While this model isn’t perfect by any means, it’s probably as good as it gets for this dataset.
Forecasting
We will use the model to predict 30 days in the future.
1
2
3
test = X_sma_7[X_sma_7.index >= pd.to_datetime('2021-07-01')][:35]
prediction, confint = arima_model.predict(n_periods=35, return_conf_int=True)
prediction
1
2
3
4
5
6
7
array([8.52809307, 8.55922593, 8.59075826, 8.62242736, 8.65414329,
8.68587525, 8.7176127 , 8.74935204, 8.78109201, 8.81283221,
8.84457248, 8.87631278, 8.90805309, 8.9397934 , 8.97153371,
9.00327402, 9.03501433, 9.06675464, 9.09849496, 9.13023527,
9.16197558, 9.19371589, 9.2254562 , 9.25719652, 9.28893683,
9.32067714, 9.35241745, 9.38415776, 9.41589808, 9.44763839,
9.4793787 , 9.51111901, 9.54285932, 9.57459964, 9.60633995])
1
2
3
4
5
6
7
8
9
10
11
12
cf = pd.DataFrame(confint)
prediction_series = pd.Series(prediction,index=test.index)
fig, ax = plt.subplots(1, 1, figsize=(8,5))
np.log(train[-180:]).plot(ax=ax, label="train")
np.log(test).plot(ax=ax, label="test")
ax.plot(prediction_series, label="forecast")
ax.legend(loc="upper left")
ax.fill_between(prediction_series.index,
cf[0],
cf[1],color='green',alpha=.3, label="CI")
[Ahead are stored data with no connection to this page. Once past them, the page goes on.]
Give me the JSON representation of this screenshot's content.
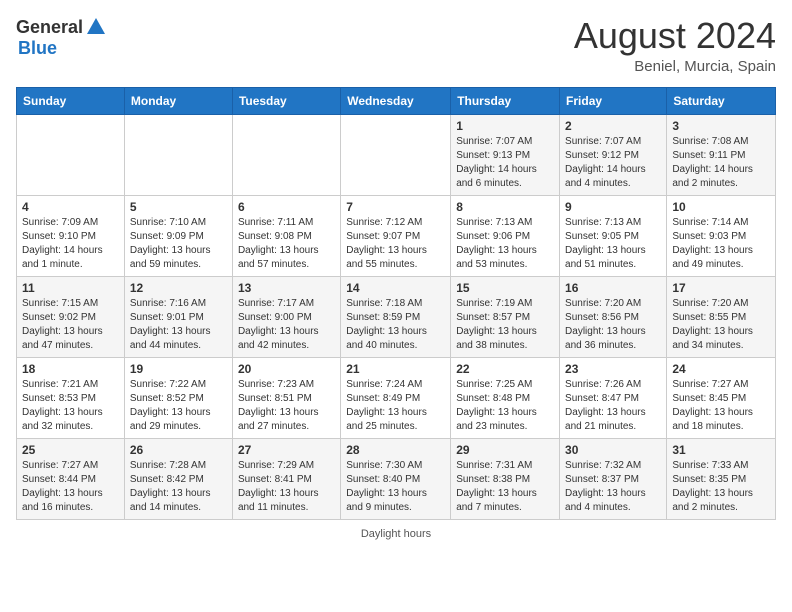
{
  "header": {
    "logo_general": "General",
    "logo_blue": "Blue",
    "month_year": "August 2024",
    "location": "Beniel, Murcia, Spain"
  },
  "weekdays": [
    "Sunday",
    "Monday",
    "Tuesday",
    "Wednesday",
    "Thursday",
    "Friday",
    "Saturday"
  ],
  "weeks": [
    [
      null,
      null,
      null,
      null,
      {
        "day": "1",
        "sunrise": "7:07 AM",
        "sunset": "9:13 PM",
        "daylight": "14 hours and 6 minutes."
      },
      {
        "day": "2",
        "sunrise": "7:07 AM",
        "sunset": "9:12 PM",
        "daylight": "14 hours and 4 minutes."
      },
      {
        "day": "3",
        "sunrise": "7:08 AM",
        "sunset": "9:11 PM",
        "daylight": "14 hours and 2 minutes."
      }
    ],
    [
      {
        "day": "4",
        "sunrise": "7:09 AM",
        "sunset": "9:10 PM",
        "daylight": "14 hours and 1 minute."
      },
      {
        "day": "5",
        "sunrise": "7:10 AM",
        "sunset": "9:09 PM",
        "daylight": "13 hours and 59 minutes."
      },
      {
        "day": "6",
        "sunrise": "7:11 AM",
        "sunset": "9:08 PM",
        "daylight": "13 hours and 57 minutes."
      },
      {
        "day": "7",
        "sunrise": "7:12 AM",
        "sunset": "9:07 PM",
        "daylight": "13 hours and 55 minutes."
      },
      {
        "day": "8",
        "sunrise": "7:13 AM",
        "sunset": "9:06 PM",
        "daylight": "13 hours and 53 minutes."
      },
      {
        "day": "9",
        "sunrise": "7:13 AM",
        "sunset": "9:05 PM",
        "daylight": "13 hours and 51 minutes."
      },
      {
        "day": "10",
        "sunrise": "7:14 AM",
        "sunset": "9:03 PM",
        "daylight": "13 hours and 49 minutes."
      }
    ],
    [
      {
        "day": "11",
        "sunrise": "7:15 AM",
        "sunset": "9:02 PM",
        "daylight": "13 hours and 47 minutes."
      },
      {
        "day": "12",
        "sunrise": "7:16 AM",
        "sunset": "9:01 PM",
        "daylight": "13 hours and 44 minutes."
      },
      {
        "day": "13",
        "sunrise": "7:17 AM",
        "sunset": "9:00 PM",
        "daylight": "13 hours and 42 minutes."
      },
      {
        "day": "14",
        "sunrise": "7:18 AM",
        "sunset": "8:59 PM",
        "daylight": "13 hours and 40 minutes."
      },
      {
        "day": "15",
        "sunrise": "7:19 AM",
        "sunset": "8:57 PM",
        "daylight": "13 hours and 38 minutes."
      },
      {
        "day": "16",
        "sunrise": "7:20 AM",
        "sunset": "8:56 PM",
        "daylight": "13 hours and 36 minutes."
      },
      {
        "day": "17",
        "sunrise": "7:20 AM",
        "sunset": "8:55 PM",
        "daylight": "13 hours and 34 minutes."
      }
    ],
    [
      {
        "day": "18",
        "sunrise": "7:21 AM",
        "sunset": "8:53 PM",
        "daylight": "13 hours and 32 minutes."
      },
      {
        "day": "19",
        "sunrise": "7:22 AM",
        "sunset": "8:52 PM",
        "daylight": "13 hours and 29 minutes."
      },
      {
        "day": "20",
        "sunrise": "7:23 AM",
        "sunset": "8:51 PM",
        "daylight": "13 hours and 27 minutes."
      },
      {
        "day": "21",
        "sunrise": "7:24 AM",
        "sunset": "8:49 PM",
        "daylight": "13 hours and 25 minutes."
      },
      {
        "day": "22",
        "sunrise": "7:25 AM",
        "sunset": "8:48 PM",
        "daylight": "13 hours and 23 minutes."
      },
      {
        "day": "23",
        "sunrise": "7:26 AM",
        "sunset": "8:47 PM",
        "daylight": "13 hours and 21 minutes."
      },
      {
        "day": "24",
        "sunrise": "7:27 AM",
        "sunset": "8:45 PM",
        "daylight": "13 hours and 18 minutes."
      }
    ],
    [
      {
        "day": "25",
        "sunrise": "7:27 AM",
        "sunset": "8:44 PM",
        "daylight": "13 hours and 16 minutes."
      },
      {
        "day": "26",
        "sunrise": "7:28 AM",
        "sunset": "8:42 PM",
        "daylight": "13 hours and 14 minutes."
      },
      {
        "day": "27",
        "sunrise": "7:29 AM",
        "sunset": "8:41 PM",
        "daylight": "13 hours and 11 minutes."
      },
      {
        "day": "28",
        "sunrise": "7:30 AM",
        "sunset": "8:40 PM",
        "daylight": "13 hours and 9 minutes."
      },
      {
        "day": "29",
        "sunrise": "7:31 AM",
        "sunset": "8:38 PM",
        "daylight": "13 hours and 7 minutes."
      },
      {
        "day": "30",
        "sunrise": "7:32 AM",
        "sunset": "8:37 PM",
        "daylight": "13 hours and 4 minutes."
      },
      {
        "day": "31",
        "sunrise": "7:33 AM",
        "sunset": "8:35 PM",
        "daylight": "13 hours and 2 minutes."
      }
    ]
  ],
  "footer": {
    "daylight_hours": "Daylight hours"
  }
}
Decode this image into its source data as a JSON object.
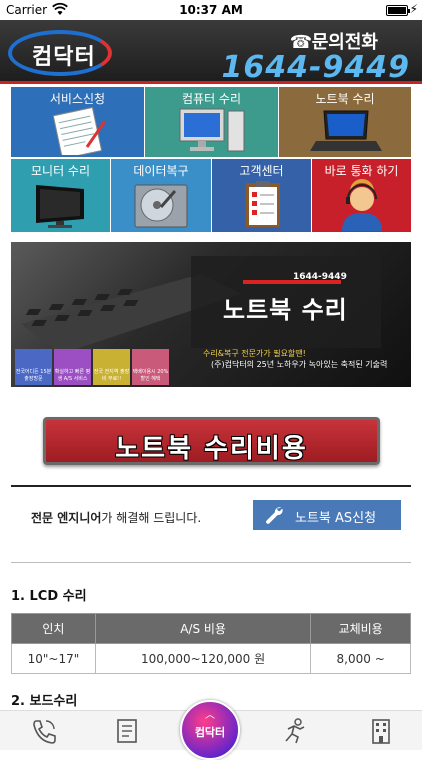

ax.set_title("Log-transformed daily cases with 35 day forecast", fontsize=14)
ax.grid()
As we can see the model is succesfully able to capture the upward trend of the series, but a major limitation of these models is their unability to determine when a peak is coming. Next step is to measure the performance of the model on the testing set, we will do this using the root mean square error, mean absolute error and mean absolute percentage error from the sklearn
package.
1
2
3
4
5
6
7
8
from sklearn.metrics import mean_absolute_error, mean_absolute_percentage_error, mean_squared_error, r2_score
metrics = pd.DataFrame({"MAE": mean_absolute_error(test, np.exp(prediction)),
"RMSE": np.sqrt(mean_squared_error(test, np.exp(prediction))),
"MAPE": mean_absolute_percentage_error(test, np.exp(prediction)),
"R2": r2_score(test, np.exp(prediction))},
index=range(1))
metrics
MAE | RMSE | MAPE | R2 | |
---|---|---|---|---|
0 | 2634.686582 | 3094.601593 | 0.19656 | 0.4955 |
Conclusion
In this post we looked at how to approach time series problems using the Box-Jenkins method and ARIMA models. In my opinion is clear that for this type of data these models might not be the best match, given that there are a lot of external variables, population constrains and health measures taken by the authorities that affect the behavior of the series.